I firmly believe any person that would like to come to this country should be allowed to, provided the economy at the time is able to support the number of people LEGALLY APPLYING to enter.
This IS America. Give us your tired, your poor.
Each year, or perhaps every 3-4 years an "immigration index" should be developed taking into account the unemployment rate, new job creation, inflation rate, and various other economic factors. This index would then get multiplied against a minimum number of yearly immigrants the Nation feels it can absorb per year. In good economic times we allow more immigrants to enter. In poor economic times, less immigrants. But we do increase the immigration rate from where it currently stands.
Of course there are those who will hate this concept because they believe in a total open border policy. All I can say is, I wish I could back that idea and let everyone in when they want in, but in reality that is a policy that places economic stress on the State and Fed Public Assistance Programs during poor economic times. Our immigration policy should be designed to make the Nation and the people coming into America stronger, not weaker citizens. We should offer an attainable dream, not a ticket to a broken welfare system that keeps people at the poverty line with little hope to rise above it.
I'm sure the "Progressive Liberals" are crying foul right here. But the bottom line is you can only cut a dollar into so many pieces until each portion becomes so small it is unable to support anyone. I am from Arizona. I am well aware of the jobs undocumented workers do. I am also aware that the money doesn't get paid in taxes here, it gets sent back to support families in Mexico. In fact very little of the wages earned by undocumented workers in Arizona is even spent in Arizona. However, these workers consume public utilities, emergency room care, low incomes housing, and other forms of public assistants.
I am NOT saying they should NOT be able to. I am saying the till is out of balance and the funds are running dry. At some point the philosophy of an open border needs to be balanced with the economic realities and costs of an open border policy.
During good economic times we can bare the difference. In poor economic times we can't. It has absolutely nothing to do with race or wanting people to immigrate or not. It isn't even an emotional issue the Tea Baggers or Dems try to make it every election. The reason they won't use a common sense approach is because they don't want to isolate an entire Latin American voting block. It's all politics and has nothing to do with what is right for immigrants or the people who are already in this Nation.
Another thing we should consider adding to any real immigration reform is quality of applicants. For example, those who already had jobs in the States (like migrant workers) should have priority and moved to immediate citizenship. Even if they are already here undocumented. They should be fined and not be granted paperwork, however, until the fine is paid off. Fines will be based on income level to make it fair to each worker. Face it. America wants these workers. They are productive and we want their taxes to start getting collected and put into the system.

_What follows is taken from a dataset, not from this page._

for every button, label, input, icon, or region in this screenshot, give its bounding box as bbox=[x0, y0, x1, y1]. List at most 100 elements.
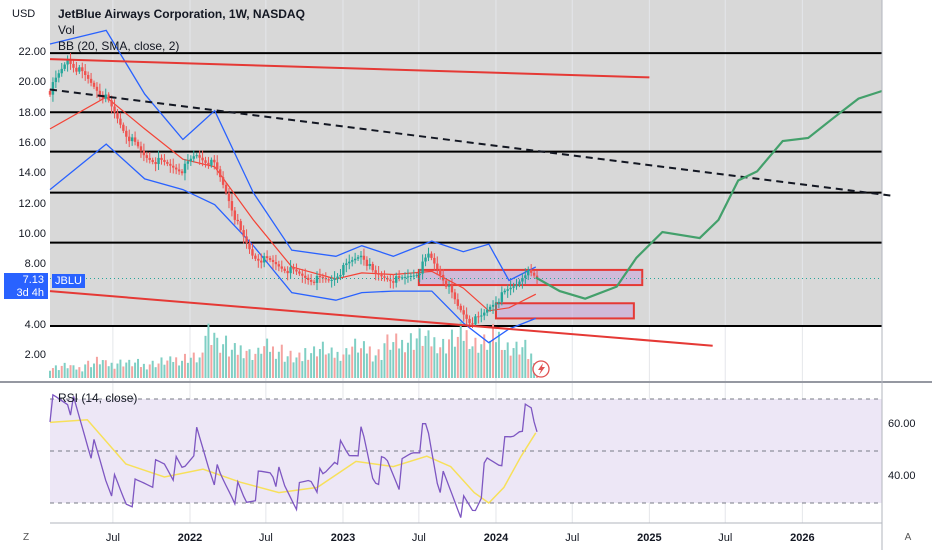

Points should also be granted to applicants with degrees in fields we deem important. Like technology or computers for example. We could develop a list of degrees that were weighted the way we felt were needed for industry. That way those without jobs coming to the country would have a higher likelihood of obtaining a job once they got here. There is a yearly job index that determines what jobs are in high demand. We would use that to determine which applicants we let come in, aside from the migrant and low wage earners.
Of course there will be a high demand for low wage jobs still. SO no I am not creating an elitist atmosphere. Remember, those will be most of the first ones granted citizen status. The bottom line is we need to work together, be creative, but utilize common sense while NOT allowing one political group to dictate policy.
The GOP and DEMS will not solve this issue. They have lost interest in doing what is right for both America and the undocumented American worker. It will take a Libertarian philosophy to work out the details.